Почему они не делали этого раньше? Почему не целовались, когда были детьми? Все тело Эльзы охватил бархатный огонь, она сама не поняла, как обвила руками шею брата, открыла рот, позволив его языку проникнуть внутрь. В прошлый раз он сделал это не сам, он не прикоснулся к ней, а она даже не представляла, от чего они оба отказались.

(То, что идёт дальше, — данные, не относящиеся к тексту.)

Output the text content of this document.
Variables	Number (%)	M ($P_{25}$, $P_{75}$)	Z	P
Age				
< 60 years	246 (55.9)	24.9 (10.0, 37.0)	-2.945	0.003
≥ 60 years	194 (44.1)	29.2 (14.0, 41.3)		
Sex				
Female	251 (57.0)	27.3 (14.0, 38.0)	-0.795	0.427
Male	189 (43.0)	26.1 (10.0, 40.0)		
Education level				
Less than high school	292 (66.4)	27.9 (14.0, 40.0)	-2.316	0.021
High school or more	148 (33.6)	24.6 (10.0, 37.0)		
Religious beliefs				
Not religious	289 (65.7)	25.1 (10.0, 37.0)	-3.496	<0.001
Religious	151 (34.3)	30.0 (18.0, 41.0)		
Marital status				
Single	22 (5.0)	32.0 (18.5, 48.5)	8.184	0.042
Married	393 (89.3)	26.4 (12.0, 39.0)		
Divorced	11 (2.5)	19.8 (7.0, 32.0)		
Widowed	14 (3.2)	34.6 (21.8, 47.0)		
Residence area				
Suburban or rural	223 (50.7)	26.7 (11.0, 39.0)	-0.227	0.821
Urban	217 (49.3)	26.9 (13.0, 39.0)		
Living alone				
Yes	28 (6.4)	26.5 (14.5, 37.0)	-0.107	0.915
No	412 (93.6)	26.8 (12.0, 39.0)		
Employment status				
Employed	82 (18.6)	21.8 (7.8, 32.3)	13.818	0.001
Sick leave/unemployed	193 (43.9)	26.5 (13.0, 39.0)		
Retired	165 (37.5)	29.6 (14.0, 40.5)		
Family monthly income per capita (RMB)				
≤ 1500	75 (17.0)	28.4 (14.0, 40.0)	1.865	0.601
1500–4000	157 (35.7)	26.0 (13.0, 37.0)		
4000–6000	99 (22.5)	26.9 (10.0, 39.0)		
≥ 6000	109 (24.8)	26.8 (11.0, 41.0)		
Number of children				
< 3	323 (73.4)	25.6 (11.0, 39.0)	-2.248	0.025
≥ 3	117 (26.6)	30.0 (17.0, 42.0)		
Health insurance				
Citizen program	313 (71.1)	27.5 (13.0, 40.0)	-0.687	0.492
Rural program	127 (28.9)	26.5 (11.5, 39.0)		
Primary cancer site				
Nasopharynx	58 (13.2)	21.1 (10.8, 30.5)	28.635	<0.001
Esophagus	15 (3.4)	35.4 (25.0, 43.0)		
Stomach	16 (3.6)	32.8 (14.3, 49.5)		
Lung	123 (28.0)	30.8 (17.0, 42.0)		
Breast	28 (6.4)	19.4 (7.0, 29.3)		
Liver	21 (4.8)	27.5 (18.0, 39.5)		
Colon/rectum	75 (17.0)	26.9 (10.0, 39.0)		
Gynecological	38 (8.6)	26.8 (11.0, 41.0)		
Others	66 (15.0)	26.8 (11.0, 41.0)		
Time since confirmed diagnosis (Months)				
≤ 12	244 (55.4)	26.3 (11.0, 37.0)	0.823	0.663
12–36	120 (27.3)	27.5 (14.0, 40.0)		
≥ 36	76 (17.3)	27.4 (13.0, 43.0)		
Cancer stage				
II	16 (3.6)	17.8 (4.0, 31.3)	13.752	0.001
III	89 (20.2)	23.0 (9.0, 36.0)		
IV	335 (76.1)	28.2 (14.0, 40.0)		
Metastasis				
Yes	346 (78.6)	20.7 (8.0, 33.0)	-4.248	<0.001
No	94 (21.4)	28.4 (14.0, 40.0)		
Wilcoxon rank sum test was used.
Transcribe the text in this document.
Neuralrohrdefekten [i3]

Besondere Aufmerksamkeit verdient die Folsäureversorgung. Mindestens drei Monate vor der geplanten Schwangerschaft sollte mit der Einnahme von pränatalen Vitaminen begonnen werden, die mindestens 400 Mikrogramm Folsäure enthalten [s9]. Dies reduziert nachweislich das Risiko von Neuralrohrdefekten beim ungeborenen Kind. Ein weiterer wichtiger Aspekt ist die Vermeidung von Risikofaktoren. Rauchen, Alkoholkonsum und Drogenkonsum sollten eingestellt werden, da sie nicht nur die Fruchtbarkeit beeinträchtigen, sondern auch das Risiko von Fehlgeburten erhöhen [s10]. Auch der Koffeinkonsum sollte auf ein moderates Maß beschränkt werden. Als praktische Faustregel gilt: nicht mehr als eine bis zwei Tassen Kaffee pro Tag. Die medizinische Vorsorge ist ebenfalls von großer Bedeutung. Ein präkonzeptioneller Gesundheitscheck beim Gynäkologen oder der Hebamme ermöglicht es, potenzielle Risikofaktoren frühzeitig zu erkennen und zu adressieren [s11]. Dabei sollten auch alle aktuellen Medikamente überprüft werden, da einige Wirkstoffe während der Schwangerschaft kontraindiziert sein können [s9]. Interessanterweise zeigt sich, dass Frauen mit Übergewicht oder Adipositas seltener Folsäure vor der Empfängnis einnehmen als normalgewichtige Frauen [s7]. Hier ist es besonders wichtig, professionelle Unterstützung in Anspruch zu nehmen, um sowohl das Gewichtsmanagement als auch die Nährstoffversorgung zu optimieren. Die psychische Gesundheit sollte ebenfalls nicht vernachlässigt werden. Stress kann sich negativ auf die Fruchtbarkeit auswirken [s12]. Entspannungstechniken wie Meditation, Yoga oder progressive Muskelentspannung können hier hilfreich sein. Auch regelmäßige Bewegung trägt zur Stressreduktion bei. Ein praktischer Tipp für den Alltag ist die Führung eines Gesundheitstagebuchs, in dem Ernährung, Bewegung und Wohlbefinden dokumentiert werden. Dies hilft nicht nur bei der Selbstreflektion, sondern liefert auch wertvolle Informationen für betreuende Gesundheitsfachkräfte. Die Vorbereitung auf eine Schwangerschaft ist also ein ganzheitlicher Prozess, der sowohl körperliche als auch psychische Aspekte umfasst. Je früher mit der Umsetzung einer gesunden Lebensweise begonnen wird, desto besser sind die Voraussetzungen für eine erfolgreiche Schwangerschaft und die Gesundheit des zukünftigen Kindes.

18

Димитрий целовался уверенно и искусно, распалял огонь, превращая из бархатного в шелковый, а из шелкового — в жемчужный, и она не выдержала, дернула завязки ночной рубашки у горла, сама обнажила плечи. Задыхаясь, то и дело обмениваясь поцелуями, они принялись лихорадочно освобождаться от одежды. И вот она уже гладит его грудь, скользит ладонями по упругим мышцам, впивается ноготками в ровную кожу. Упоение, экстаз, безумие. Ее брат безупречен, мужественен, силен, создан словно для нее. Его мужское и ее женское тела — всего лишь две половинки одного целого. Горячие губы Димитрия скользнули вниз по ее шее, к нежному трепещущему горлу, а ее рот тут же заняли губы второго мужчины.

— Боги, Эль, — усмехнулся Алекс в ответ на ее удивленный взгляд, — кто из нас делает это с тобой? Уже и не разберешь. — Он легонько коснулся пальцем своего виска. — Наша оборотническая связь альфы и беты имеет свои преимущества. Мы оба чувствуем тебя друг через друга, а теперь, когда оба будем заниматься любовью с тобой, эти ощущения усилятся во сто крат. В прошлый раз Дим управлял моим телом, в этот раз я сам буду решать, в какой момент передать управление ему.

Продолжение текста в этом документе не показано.